Before IDNs, clever Black Hats played the homograph game by taking advantage of typographic foibles. In some fonts, for instance, zeros (00) look like o’s (OO) so spoofing a domain like google.com as g00gle.com could reap rewards. But with IDNs, there may be no discernible difference to the eye between the two Google addresses, yet one is real, whilst the other is bogus with letters from a foreign alphabet that perfectly emulate the Latin one.

To the user, a Cyrillic ‘o’ looks exactly like a Latin ‘o’ because most fonts don’t make a distinction between the two characters when they display them. A computer, though, does make such a distinction when it processes the character string as a URL.

Inside an email, the spoofed address will look legitimate, but when rubes click the URL, they’re taken to a straw site where their personal information can be filched or their computer infected with malware before being passed to the genuine Web address, often unaware that they’ve just been electronically mugged.

The IDN dodge has been known for quite some time. In 2005, for example, two computer science students, Evgeniy Gabrilovich and Alex Gontmakher, at Technion, the Israel Institute of Technology, illustrated how letters from the Cyrillic alphabet that look exactly like ‘o’ and ‘e’ could be used to register the domain name bloomberg.com. Better yet, they used the same technique to spoof microsoft.com. One can only imagine how many unfortunates might be fleeced of their personal information by spoofing that URL.

A number of foreign alphabets lend themselves to homograph spoofing.

One of the best is Cyrillic. That’s because it contains 11 characters that mimic or closely mimic the letters a, c, h, e, i, j, o, p, s, x and y.

In Greek, only lowercase omicron mirrors a Latin letter, o. But that changes if uppercase letters are used. Then the letters A, B, E, H, I, K, M, N, O, P, T, X, Y AND Z all have Greek twins.

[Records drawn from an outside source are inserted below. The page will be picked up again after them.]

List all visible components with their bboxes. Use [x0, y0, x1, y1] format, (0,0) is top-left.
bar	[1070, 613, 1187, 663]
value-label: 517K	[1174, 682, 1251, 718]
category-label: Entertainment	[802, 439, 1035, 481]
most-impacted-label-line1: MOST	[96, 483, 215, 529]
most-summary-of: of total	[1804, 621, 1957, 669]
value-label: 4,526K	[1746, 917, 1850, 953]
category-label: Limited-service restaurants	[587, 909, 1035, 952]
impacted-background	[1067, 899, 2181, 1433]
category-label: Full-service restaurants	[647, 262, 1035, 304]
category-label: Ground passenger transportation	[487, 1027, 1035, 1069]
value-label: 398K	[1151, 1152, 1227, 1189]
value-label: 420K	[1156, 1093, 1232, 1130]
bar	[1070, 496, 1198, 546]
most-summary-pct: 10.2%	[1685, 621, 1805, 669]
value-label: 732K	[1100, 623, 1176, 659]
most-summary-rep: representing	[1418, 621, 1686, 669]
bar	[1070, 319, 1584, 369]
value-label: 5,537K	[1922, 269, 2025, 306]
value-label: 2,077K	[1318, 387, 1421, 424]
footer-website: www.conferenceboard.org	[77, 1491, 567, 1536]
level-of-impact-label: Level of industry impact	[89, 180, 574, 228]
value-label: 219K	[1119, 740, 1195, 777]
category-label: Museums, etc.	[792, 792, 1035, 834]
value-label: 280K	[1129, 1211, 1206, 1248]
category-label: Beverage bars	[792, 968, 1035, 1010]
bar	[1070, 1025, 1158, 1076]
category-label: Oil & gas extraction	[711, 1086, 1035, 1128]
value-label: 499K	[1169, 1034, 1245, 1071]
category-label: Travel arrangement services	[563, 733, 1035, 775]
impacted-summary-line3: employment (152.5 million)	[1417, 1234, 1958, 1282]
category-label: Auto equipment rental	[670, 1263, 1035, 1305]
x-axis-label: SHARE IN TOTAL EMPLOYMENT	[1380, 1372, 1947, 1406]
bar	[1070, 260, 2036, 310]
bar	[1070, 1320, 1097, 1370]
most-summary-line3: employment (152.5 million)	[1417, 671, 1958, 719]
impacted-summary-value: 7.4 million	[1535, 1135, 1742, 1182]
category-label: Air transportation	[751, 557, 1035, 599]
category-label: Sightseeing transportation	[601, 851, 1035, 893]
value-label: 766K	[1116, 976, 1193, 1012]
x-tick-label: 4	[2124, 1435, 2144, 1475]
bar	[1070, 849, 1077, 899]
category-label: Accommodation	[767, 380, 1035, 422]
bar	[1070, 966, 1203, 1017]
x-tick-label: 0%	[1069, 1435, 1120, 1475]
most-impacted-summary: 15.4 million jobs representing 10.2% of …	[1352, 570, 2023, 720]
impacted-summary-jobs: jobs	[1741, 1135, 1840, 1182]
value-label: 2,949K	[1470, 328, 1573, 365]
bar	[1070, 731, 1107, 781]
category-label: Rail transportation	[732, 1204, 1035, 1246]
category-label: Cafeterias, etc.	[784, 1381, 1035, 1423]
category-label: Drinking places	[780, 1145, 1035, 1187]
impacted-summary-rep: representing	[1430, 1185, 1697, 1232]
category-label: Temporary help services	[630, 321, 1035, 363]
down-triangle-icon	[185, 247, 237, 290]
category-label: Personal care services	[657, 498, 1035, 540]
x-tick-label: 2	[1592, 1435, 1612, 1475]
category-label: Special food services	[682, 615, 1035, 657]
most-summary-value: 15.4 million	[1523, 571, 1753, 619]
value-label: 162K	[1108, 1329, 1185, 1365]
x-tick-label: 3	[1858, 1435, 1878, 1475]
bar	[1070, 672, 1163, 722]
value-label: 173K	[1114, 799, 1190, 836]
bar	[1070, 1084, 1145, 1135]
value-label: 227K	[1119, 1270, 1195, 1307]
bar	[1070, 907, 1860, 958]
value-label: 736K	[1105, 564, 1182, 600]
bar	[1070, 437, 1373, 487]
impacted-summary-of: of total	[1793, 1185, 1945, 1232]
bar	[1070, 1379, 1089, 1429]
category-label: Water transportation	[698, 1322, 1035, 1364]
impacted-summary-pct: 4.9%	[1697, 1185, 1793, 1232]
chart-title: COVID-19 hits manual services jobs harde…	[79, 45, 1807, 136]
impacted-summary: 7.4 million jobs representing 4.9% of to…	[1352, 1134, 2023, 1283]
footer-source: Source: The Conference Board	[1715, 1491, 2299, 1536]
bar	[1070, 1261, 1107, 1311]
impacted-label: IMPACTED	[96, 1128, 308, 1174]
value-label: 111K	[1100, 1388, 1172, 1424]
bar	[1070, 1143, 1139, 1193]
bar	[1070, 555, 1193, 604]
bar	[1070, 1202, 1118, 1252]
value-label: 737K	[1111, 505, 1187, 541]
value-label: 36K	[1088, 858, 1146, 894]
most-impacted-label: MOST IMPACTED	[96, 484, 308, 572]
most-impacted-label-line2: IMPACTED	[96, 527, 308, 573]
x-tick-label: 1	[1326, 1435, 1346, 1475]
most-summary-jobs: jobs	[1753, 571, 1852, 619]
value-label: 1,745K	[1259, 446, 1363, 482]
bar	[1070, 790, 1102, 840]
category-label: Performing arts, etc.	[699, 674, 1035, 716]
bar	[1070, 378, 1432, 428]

Armenian has six letters that look like g, h, n, o, q and u. Two other letters may slip by as a j or p, depending on the display font. However, while Cyrillic and Greek are supported by most standard fonts, Armenian isn’t. So in Windows, for instance, Armenian is displayed as a special font, Sylfaen, which supports the language. That means any Armenian characters mixed in with Latin ones will be as ostentatious as a Turk at a Viking convention.

Although it’s rare, Hebrew can be used for spoofing, too. Three members of its alphabet look very similar to o, i and n.

When IDNs first began to appear, the popular browsers were practically defenseless against homograph spoofs. Now there are a number of defense strategies that can be used to thwart the practice.

The most extreme is to turn off IDN support. That may block access to IDN sites, but most likely the browser will just display the foreign URL in Punycode. Punycode will convert the non-ASCII characters in an address to an ASCII equivalent. The result looks a little weird. If an URL has www.xn in it, chances are it’s in Punycode.

By default, Firefox and Opera will display Punycode for IDNs, unless the Top Level Domain (TLD) is one that counters homographic attacks by restricting the characters that can be used in a domain name. They also allow TLDs to be manually added to a White List.

Another way to counter homograph spoofing is to turn on the anti-phishing feature found in the major browsers. It alerts users when they’re about to access a dubious Web site.